Since 1954, federal law has prohibited tax-exempt organizations from participating in partisan political activities. Recently, President Trump promised to “totally destroy” this law, having lamented during his acceptance speech at the Republican National Convention that it “threatens religious institutions with a loss of their tax-exempt status if they openly advocate their political views.”
As Catherine Rampell noted in her Feb. 3 op-ed, “Here comes Christian sharia,” this is part of Mr. Trump’s effort to “blur the line between church and state.” But that line is not so easily blurred. Mr. Trump fails to understand that the government cannot change the law to allow churches to engage in political activities while continuing to prohibit other tax-exempt organizations from doing the same. This would favor religious organizations and violate the establishment clause of the Constitution.
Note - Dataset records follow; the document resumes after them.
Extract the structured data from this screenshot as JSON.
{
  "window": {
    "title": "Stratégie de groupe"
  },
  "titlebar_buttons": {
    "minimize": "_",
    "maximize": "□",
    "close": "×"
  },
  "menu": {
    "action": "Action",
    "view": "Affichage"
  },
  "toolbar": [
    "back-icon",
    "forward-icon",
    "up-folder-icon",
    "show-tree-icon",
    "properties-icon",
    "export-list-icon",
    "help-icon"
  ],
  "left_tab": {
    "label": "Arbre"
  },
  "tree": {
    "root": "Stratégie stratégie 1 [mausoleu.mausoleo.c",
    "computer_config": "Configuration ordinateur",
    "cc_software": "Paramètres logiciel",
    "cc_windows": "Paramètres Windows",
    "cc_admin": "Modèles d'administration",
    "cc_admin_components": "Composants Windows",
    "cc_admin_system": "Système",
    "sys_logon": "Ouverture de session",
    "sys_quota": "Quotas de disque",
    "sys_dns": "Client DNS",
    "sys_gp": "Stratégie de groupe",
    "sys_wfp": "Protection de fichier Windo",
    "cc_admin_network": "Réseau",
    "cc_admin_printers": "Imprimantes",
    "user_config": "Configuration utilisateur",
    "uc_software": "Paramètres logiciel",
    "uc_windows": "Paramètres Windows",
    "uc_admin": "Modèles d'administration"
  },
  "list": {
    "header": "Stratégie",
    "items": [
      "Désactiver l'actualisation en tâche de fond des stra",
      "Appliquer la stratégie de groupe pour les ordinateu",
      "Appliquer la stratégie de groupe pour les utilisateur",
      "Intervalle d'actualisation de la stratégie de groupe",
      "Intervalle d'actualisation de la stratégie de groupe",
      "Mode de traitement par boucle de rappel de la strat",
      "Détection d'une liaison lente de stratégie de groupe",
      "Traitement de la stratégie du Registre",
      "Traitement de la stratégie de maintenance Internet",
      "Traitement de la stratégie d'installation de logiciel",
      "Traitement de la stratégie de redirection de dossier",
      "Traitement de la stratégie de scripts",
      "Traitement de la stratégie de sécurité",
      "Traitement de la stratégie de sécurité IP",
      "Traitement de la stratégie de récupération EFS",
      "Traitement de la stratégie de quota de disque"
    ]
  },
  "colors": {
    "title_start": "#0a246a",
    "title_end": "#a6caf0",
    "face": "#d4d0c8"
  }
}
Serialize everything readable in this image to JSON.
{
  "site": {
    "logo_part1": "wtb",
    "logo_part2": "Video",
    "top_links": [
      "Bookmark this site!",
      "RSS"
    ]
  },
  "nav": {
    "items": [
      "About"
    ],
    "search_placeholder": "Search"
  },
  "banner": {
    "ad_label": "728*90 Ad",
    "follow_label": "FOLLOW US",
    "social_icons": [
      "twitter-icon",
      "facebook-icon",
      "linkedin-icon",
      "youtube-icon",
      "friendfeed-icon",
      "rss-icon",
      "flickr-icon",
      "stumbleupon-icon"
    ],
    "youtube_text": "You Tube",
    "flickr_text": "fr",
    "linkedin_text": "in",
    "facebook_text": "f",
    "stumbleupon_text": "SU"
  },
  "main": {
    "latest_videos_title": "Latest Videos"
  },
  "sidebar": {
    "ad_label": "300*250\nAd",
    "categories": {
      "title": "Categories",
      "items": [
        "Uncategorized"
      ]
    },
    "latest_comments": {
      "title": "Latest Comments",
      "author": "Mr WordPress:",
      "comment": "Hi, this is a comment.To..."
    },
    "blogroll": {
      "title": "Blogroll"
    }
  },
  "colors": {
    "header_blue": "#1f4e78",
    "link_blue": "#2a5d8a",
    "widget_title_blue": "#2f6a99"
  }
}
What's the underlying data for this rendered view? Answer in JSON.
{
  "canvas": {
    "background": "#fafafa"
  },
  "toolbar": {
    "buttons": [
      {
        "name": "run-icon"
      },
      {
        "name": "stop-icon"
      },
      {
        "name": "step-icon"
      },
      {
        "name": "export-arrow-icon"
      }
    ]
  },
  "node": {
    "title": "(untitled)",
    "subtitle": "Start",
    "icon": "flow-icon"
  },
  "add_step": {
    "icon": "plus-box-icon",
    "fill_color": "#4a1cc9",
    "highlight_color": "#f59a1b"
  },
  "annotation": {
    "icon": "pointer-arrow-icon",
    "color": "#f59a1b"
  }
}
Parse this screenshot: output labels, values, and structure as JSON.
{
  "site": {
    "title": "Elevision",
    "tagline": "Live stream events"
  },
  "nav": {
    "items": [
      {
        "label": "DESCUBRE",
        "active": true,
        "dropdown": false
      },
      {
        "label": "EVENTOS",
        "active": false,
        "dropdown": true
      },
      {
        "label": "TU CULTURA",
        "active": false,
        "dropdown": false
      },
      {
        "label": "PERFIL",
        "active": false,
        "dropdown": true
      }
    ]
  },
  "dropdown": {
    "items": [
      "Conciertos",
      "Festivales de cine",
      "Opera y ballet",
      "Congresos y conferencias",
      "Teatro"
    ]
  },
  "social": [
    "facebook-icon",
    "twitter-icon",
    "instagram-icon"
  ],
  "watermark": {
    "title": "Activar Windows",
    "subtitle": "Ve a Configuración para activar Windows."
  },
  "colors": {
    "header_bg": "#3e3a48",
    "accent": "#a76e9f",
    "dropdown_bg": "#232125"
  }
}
Will the Trump administration pursue this unconstitutional policy, or will it abandon it, recognizing that if churches are to benefit from tax-exempt status while engaging in political activities, so too must all tax-exempt groups, including the ACLU Foundation, Environmental Defense Fund and Planned Parenthood?
Abby Raphael, Arlington
The Johnson Amendment, which provides that a tax-exempt institution loses that exemption if it promotes political candidates, does not forbid an institution from having a political action committee or a super PAC, but only sensibly states that the institution will not promote candidates through tax-exempt funds.
If the amendment were rescinded, these institutions’ support for political activities would not only be tax-exempt but would constitute “dark money” because, unlike with PACs, donors need not be identified.